There are interesting techniques for taking uneven sampling into account, such as ES50 (see Exploring es50 for GBIF) that should be explored further. There is also a new method for standardising geographic data called "hex tiles" (see Your Guide to Our Next-Gen Geospatial Tile System) which cover the planet in a grid of equally sized hexagons (and a few pentagons). There are different ways to do this, but the system that seems to be most popular is based on work by Uber (yes, that Uber).
This study will be data intensive, so likely to start with a smallish dataset to explore how easy it is to assign observations to H3 tiles, and what level of tile works best (you can explore H3 tiles here). Once different datasets have been mapped onto the same set of tiles we can compare then (for example, is the number of species in each tile in one taxon correlated with those in another?).
Taxonomy is a science that often feels embittered and under appreciated, despite its importance in cataloguing biodiversity. We lack a lot of basic details about the state of taxonomy, in particular where it is done, and where it is published. Is it concentrated in rich countries, of is it more widley spread? Is it mostly closed and behind a paywall, or is a lot of it open access. How does the distribution of taxonomic journals compare to other disciplines, see e.g. Recalibrating the scope of scholarly publishing: A modest step in a vast decolonization process.

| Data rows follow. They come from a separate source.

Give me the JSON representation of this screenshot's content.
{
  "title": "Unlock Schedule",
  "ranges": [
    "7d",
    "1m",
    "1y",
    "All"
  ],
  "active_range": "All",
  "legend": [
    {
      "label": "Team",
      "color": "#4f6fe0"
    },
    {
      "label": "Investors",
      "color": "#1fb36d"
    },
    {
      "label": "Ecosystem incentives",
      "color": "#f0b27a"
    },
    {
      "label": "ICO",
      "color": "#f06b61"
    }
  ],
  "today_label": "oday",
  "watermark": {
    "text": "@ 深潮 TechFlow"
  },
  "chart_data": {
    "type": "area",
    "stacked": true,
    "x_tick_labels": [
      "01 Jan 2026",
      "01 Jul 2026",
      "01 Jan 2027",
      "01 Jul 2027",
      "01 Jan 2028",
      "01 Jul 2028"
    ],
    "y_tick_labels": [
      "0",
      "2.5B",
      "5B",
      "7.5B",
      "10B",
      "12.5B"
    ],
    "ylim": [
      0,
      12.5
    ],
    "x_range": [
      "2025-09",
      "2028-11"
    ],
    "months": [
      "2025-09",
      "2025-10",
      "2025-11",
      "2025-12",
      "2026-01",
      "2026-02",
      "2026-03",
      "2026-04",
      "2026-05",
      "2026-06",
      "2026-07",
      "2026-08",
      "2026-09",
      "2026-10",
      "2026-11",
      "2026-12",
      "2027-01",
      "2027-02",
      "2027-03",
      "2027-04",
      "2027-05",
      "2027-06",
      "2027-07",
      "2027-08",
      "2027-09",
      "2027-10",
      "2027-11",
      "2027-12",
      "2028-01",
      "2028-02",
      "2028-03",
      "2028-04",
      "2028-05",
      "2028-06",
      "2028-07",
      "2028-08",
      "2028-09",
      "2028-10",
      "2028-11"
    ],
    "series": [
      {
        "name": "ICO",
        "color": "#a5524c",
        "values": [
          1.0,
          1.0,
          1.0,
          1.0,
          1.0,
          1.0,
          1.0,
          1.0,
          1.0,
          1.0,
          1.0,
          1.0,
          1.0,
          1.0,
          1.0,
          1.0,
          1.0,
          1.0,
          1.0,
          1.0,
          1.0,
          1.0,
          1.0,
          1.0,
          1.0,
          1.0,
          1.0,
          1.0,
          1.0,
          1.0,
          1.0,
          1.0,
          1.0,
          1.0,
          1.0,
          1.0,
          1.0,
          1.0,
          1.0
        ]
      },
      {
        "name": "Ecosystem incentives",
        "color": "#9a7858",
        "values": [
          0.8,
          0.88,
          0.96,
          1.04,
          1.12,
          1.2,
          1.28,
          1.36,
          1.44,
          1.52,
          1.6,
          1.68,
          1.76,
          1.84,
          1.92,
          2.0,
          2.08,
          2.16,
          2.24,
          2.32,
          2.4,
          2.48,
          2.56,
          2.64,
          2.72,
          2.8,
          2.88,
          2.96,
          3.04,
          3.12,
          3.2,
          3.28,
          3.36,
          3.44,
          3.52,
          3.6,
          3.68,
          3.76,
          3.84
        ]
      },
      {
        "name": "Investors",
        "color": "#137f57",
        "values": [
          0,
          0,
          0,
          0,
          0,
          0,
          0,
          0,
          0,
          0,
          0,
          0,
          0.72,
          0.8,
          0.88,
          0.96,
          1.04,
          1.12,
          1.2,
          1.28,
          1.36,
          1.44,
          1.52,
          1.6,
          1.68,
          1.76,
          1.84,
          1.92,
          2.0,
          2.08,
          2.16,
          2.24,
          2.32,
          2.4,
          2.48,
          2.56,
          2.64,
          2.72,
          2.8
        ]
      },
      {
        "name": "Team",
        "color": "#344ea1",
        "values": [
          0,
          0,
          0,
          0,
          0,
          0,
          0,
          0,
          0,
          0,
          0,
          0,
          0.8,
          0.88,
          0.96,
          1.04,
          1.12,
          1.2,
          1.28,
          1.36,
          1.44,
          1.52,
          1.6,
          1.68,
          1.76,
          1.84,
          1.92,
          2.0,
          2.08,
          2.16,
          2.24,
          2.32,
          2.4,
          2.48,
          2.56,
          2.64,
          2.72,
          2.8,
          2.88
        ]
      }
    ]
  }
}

Every year new species are being discovered. Where are these discoveries happening? Are discoveries being made by researchers based in those counties, or by researchers elsewhere. Who is funding that research? Are these species descriptions available to anyone (i.e. open access) or are they behind paywalls? Open access publications are more likely to be accessible by “citizen scientists” using iNaturalist or editing Wikipedia.
The taxonomic group studied can be chose one you are interested in, although it is important to check that there is enough data to do something useful. Possible groups include reptiles, fish, insects, etc.
The project will provide answers to the questions above. There is scope for interesting visualisations such as maps and Sankey diagrams.
It would be useful to be able to manage data using a database such as SQLite. This is a fairly easy to use program, if you can use Excel or Google Docs you can use SQLite. Getting additional data may require programming, I can help with this.
Yes, in 2023 an hours student did this for amphibians, you can read her project here: Trends of amphibian species discovery: an overview of the geographical and social factors affecting amphibian taxonomy between 2000-2019.
Quality control in biodiversity is a major topic of concern. We have global databases that combine data from museums, herbaria, citizen science projects like iNaturalist, and data extracted from scientific publications. This data is used to infer species distributions, both now and in the future (e.g., under models of climate change). How reliable is this data?
The Plazi project generates a lot of data on where species are found by extracting it from published papers. This data is uploaded into GBIF and is downloaded and cited a lot. But how accurate is it?
The Plazi web site is http://plazi.org. For some background on how accurate Plazi is see Problems with Plazi parsing: how reliable are automated methods for extracting specimens from the literature?. There is also a simple testing tool here.
This project should generate a measure of the accuracy of Plazi, and whether that accuracy varies by taxonomic group (e.g., plants versus animals), journals, etc.
Initially just the ability to use online tools to make comparisons. The ability to program would be useful if the project drills down into further detail, I could help with that.